La peinture sacrée de la Renaissance italienne traite le mystère de l’Incarnation dans le registre visuel au travers des Annonciations et des Visitations. Comment figurer une origine sans sexualité ? Comment figurer un court-circuit du temps ? « Ces images montrent sans montrer, puisqu’elles montrent l’impos-sibilité de montrer. On va donc trouver dans ces tableaux des éléments qui ne sont pas sans rapport avec le rêve : non pas des représentations, mais des condensations et des déplacements [1] ». Ainsi,
précise Francesca Cascino, des signes souvent ambivalents, obscurs, traversent les toiles : « l’escargot, par exemple, chez Francesco del Cossa, être hybride, est à la fois signe de procréation et signe mort. Toute une série de dimensions irreprésentables sont concentrées dans une image représentable. »

Du côté de l’art contemporain, Véronique Mauron s’intéresse aux artistes qui travaillent à partir du corps : « Il y a ceux qui postulent que le corps est à la fois représentable et objet de la représentation, qu’on peut l’ouvrir, le disséquer, le mettre en morceaux, en montrer les composantes, les viscères.
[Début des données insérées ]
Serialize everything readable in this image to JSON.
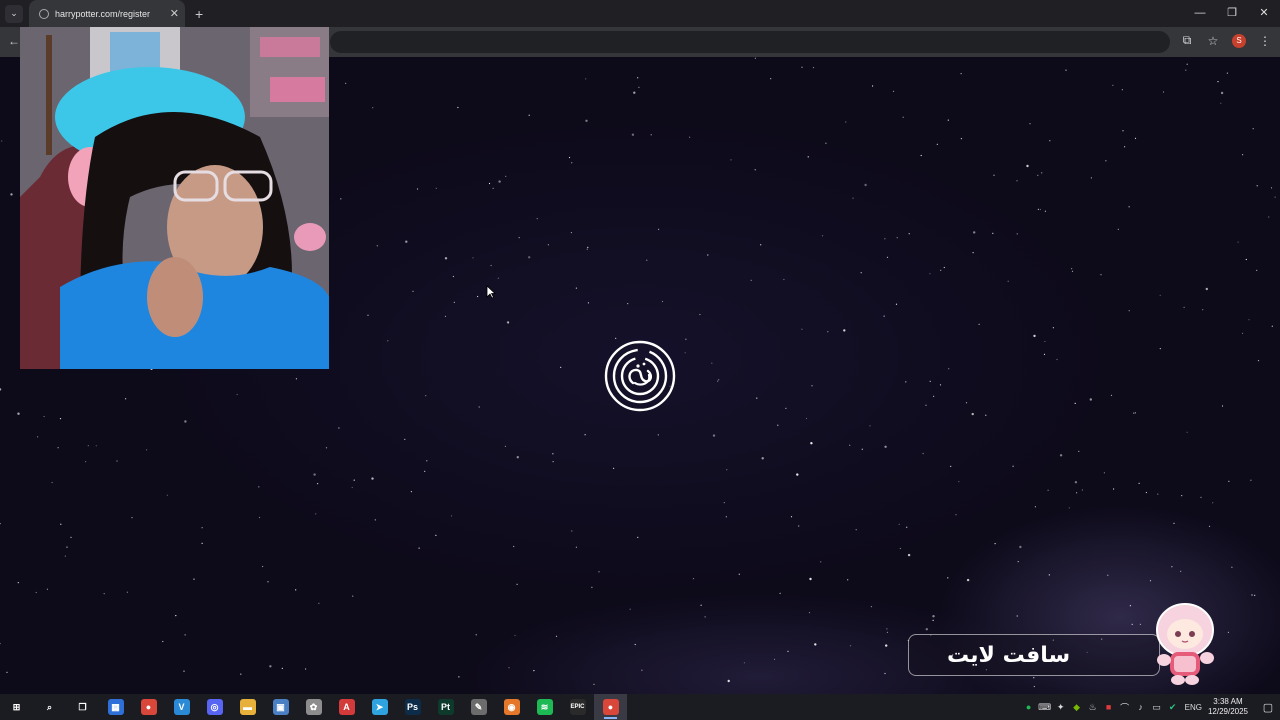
{
  "browser": {
    "tab_title": "harrypotter.com/register",
    "tab_close": "✕",
    "new_tab": "+",
    "window_controls": {
      "minimize": "—",
      "restore": "❐",
      "close": "✕"
    },
    "back": "←",
    "toolbar_icons": [
      "cast-icon",
      "star-icon",
      "profile-avatar",
      "kebab-menu-icon"
    ],
    "profile_initial": "S",
    "accent": "#8ab4f8"
  },
  "page": {
    "background": "starry night sky",
    "loader_icon": "spinner-rings-icon"
  },
  "overlay": {
    "streamer_name": "سافت لايت",
    "webcam": "webcam-feed"
  },
  "taskbar": {
    "apps": [
      {
        "name": "start",
        "glyph": "⊞",
        "color": "transparent"
      },
      {
        "name": "search",
        "glyph": "⌕",
        "color": "transparent"
      },
      {
        "name": "task-view",
        "glyph": "❐",
        "color": "transparent"
      },
      {
        "name": "store",
        "glyph": "▦",
        "color": "#2f6fd8"
      },
      {
        "name": "chrome",
        "glyph": "●",
        "color": "#d9473a"
      },
      {
        "name": "vector-app",
        "glyph": "V",
        "color": "#2a8ad6"
      },
      {
        "name": "discord",
        "glyph": "◎",
        "color": "#5865f2"
      },
      {
        "name": "file-explorer",
        "glyph": "▬",
        "color": "#e7b03a"
      },
      {
        "name": "image-app",
        "glyph": "▣",
        "color": "#4a7fc4"
      },
      {
        "name": "app",
        "glyph": "✿",
        "color": "#8d8d8d"
      },
      {
        "name": "adobe",
        "glyph": "A",
        "color": "#d33a3a"
      },
      {
        "name": "telegram",
        "glyph": "➤",
        "color": "#2ea3df"
      },
      {
        "name": "photoshop",
        "glyph": "Ps",
        "color": "#0c2c4a"
      },
      {
        "name": "substance-painter",
        "glyph": "Pt",
        "color": "#0d3a2a"
      },
      {
        "name": "brush-app",
        "glyph": "✎",
        "color": "#6c6c6c"
      },
      {
        "name": "blender",
        "glyph": "◉",
        "color": "#e4772a"
      },
      {
        "name": "spotify",
        "glyph": "≋",
        "color": "#1db954"
      },
      {
        "name": "epic-games",
        "glyph": "EPIC",
        "color": "#2a2a2a"
      },
      {
        "name": "chrome-active",
        "glyph": "●",
        "color": "#d9473a",
        "active": true
      }
    ],
    "tray": {
      "language": "ENG",
      "time": "3:38 AM",
      "date": "12/29/2025"
    }
  }
}
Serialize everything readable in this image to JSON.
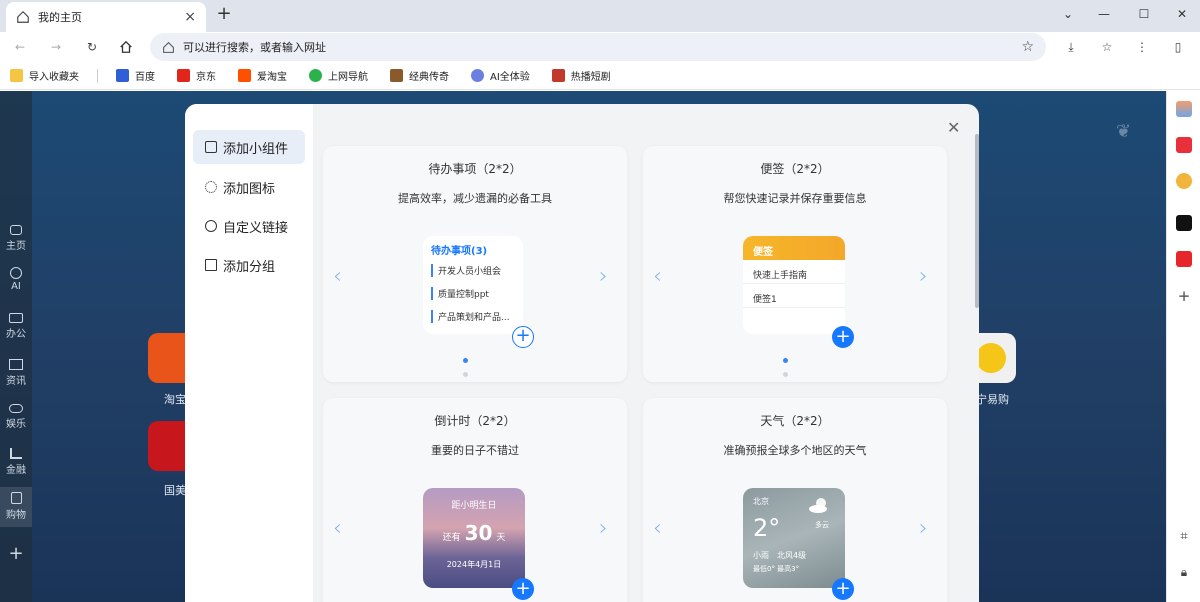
{
  "browser": {
    "tab_title": "我的主页",
    "new_tab_label": "+",
    "address_placeholder": "可以进行搜索，或者输入网址"
  },
  "bookmarks": [
    {
      "label": "导入收藏夹",
      "color": "#f4c542"
    },
    {
      "label": "百度",
      "color": "#2f5fd6"
    },
    {
      "label": "京东",
      "color": "#e1251b"
    },
    {
      "label": "爱淘宝",
      "color": "#ff5000"
    },
    {
      "label": "上网导航",
      "color": "#2bb24c"
    },
    {
      "label": "经典传奇",
      "color": "#8a5a2b"
    },
    {
      "label": "AI全体验",
      "color": "#6b7fe0"
    },
    {
      "label": "热播短剧",
      "color": "#c0392b"
    }
  ],
  "leftnav": [
    {
      "label": "主页"
    },
    {
      "label": "AI"
    },
    {
      "label": "办公"
    },
    {
      "label": "资讯"
    },
    {
      "label": "娱乐"
    },
    {
      "label": "金融"
    },
    {
      "label": "购物"
    }
  ],
  "background_apps": {
    "taobao_label": "淘宝",
    "guomei_label": "国美",
    "suning_label": "宁易购"
  },
  "modal": {
    "menu": [
      {
        "label": "添加小组件"
      },
      {
        "label": "添加图标"
      },
      {
        "label": "自定义链接"
      },
      {
        "label": "添加分组"
      }
    ],
    "cards": {
      "todo": {
        "title": "待办事项（2*2）",
        "desc": "提高效率，减少遗漏的必备工具",
        "preview_header": "待办事项(3)",
        "items": [
          "开发人员小组会",
          "质量控制ppt",
          "产品策划和产品..."
        ]
      },
      "note": {
        "title": "便签（2*2）",
        "desc": "帮您快速记录并保存重要信息",
        "preview_header": "便签",
        "items": [
          "快速上手指南",
          "便签1"
        ]
      },
      "countdown": {
        "title": "倒计时（2*2）",
        "desc": "重要的日子不错过",
        "line1": "距小明生日",
        "prefix": "还有",
        "days": "30",
        "suffix": "天",
        "date": "2024年4月1日"
      },
      "weather": {
        "title": "天气（2*2）",
        "desc": "准确预报全球多个地区的天气",
        "city": "北京",
        "temp": "2°",
        "condition": "多云",
        "wind": "小雨　北风4级",
        "range": "最低0° 最高3°"
      }
    }
  }
}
C’est le cas de Kiki Smith, Jake et Dinos Chapman, Mike Kelley… Et il y a ceux qui, au cœur de leur œuvre, ont l’idée qu’on peut montrer quelque chose du corps, mais qu’on bute sur une impos-sibilité qui est de l’ordre de l’infigurable de ce corps : il s’agit, particulièrement, d’artistes qui travaillent avec la vidéo, comme Bill Viola ou Gary Hill. » Dans certaines œuvres, la transparence et l’invisibilité rappellent des modes de représentation de la PMA ; d’autres sont traversées d’interrogations liées à la médecine prédictive, aux hypothèses de clonage, au différentiel générationnel et sexuel, aux avancées biotechnologiques. « Ainsi, Patricia Piccini a présenté cette année dans le pavillon australien de la Biennale de Venise des êtres sans sexe, ou des clones sous forme d’enfants marqués précocement par des signes de vieillissement. Quant à Matthew Barney, il s’intéresse à l’origine de la création — de l’humain, du vivant, de l’image — et donne à voir un processus créatif qui va jusqu’à la création d’une créature. »

Bien sûr, en travaillant sur ces deux époques, il ne s’agit pas de forcer l’analogie, prévient Véronique Mauron. « Ces images appartiennent à des cultures distinctes. Pourtant si les réponses à la question de l’infigurable diffèrent complètement d’une époque à l’autre, cette question persiste. » La définition de l’image comme mise en présence de l’absence rejoint la problématique du sacré — d’où l’intérêt pour les images du Quattrocento. « Ce rapport au sacré ne se pose pas dans les mêmes termes aujourd’hui, parce que l’image ne se veut plus sacrée — au moins dans le sens religieux du mot. » Pourtant, conclut François Ansermet, « la question du rapport au sacré n’est évidemment pas absente de certaines expériences de la modernité. Pour Marie-José Mondzain [2], l’image sacrée exige un vide au cœur de la visibilité. Or même s’il faut éviter les anachronismes, cette réflexion est somme toute assez proche du travail par exemple de Lucio Fontana, avec ses monochromes fendus, dont il dit que “l’infini passe par la fente, par l’entaille ” ». Le chas de l’aiguille.

Post-scriptum

Lire aussi : au service des PMA.

Notes

[1« Eve dans Marie. L’énigme de la procréation » par François Ansermet et Marie André in Mélanges offerts à Charles Méla, Honoré Champion, Paris, 2002.

[2Voir Marie-José Mondzain, Le commerce des regards, Seuil, 2003.